Ca me ramène à HLG Jr. et sa conclusion, qui mine de rien est aussi partisane et aussi teintée d’a priori que celles de ceux à qui ils s’oppose, les racistes (ou les racialistes). Et ça l’amène à miser sur le mauvais cheval.
[traduc approximative] : J’ai réalisé que ma discussion avec le Dr.

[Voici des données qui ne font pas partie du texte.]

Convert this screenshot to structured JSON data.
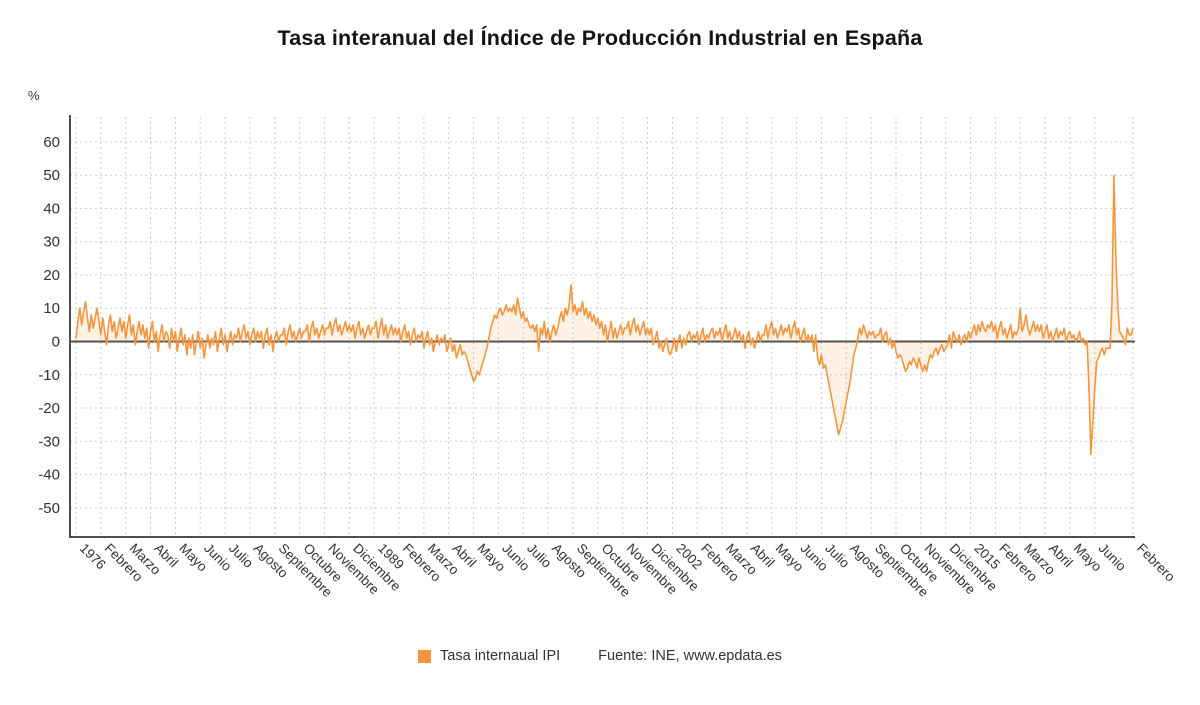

Watson a confirmé ce que j’étais déjà venu à croire : Que la dernière bataille contre le racisme sera menée [...] dans un laboratoire, dans un tube à essai, sous un microscope, dans notre génome, sur le terrain de notre ADN. C’est là qu’en tant que société nous évaluerons et interpréterons nos différence génétiques.
Dr HLG Jr., avec tout le respect dû, bas les pattes de nos tubes à essai SVP !
Si vous voulez vous battre allez le faire ailleurs, pas sous le microscope, il est fragile, il coûte la peau des fesses, vous risquez seulement de le bousiller et certainement pas de l’améliorer. Les interprétations politiquement (in)correctes ne se trouvent pas dans notre génome mais dans la tête des gens qui sont déjà prêts à interpréter n’importe quelle constatation dans le sens qu’ils le souhaitent. Ce n’est pas parce que les données sortent des laboratoires que les uns ou les autres doivent les transformer en champs de bataille pour leur idéologies. Si vous discernez un certain ras le cul ce n’est pas une impression, vous voyez juste.
Et la requête est la même pour tous qui ont une idéologie, un préjugé, une théorie à promouvoir, quels que soient leur couleur de peau, QI, appartenances ethniques, etc.
Si vous passez par la case labo et/ou sciences, prière de respecter les lieux et les usages.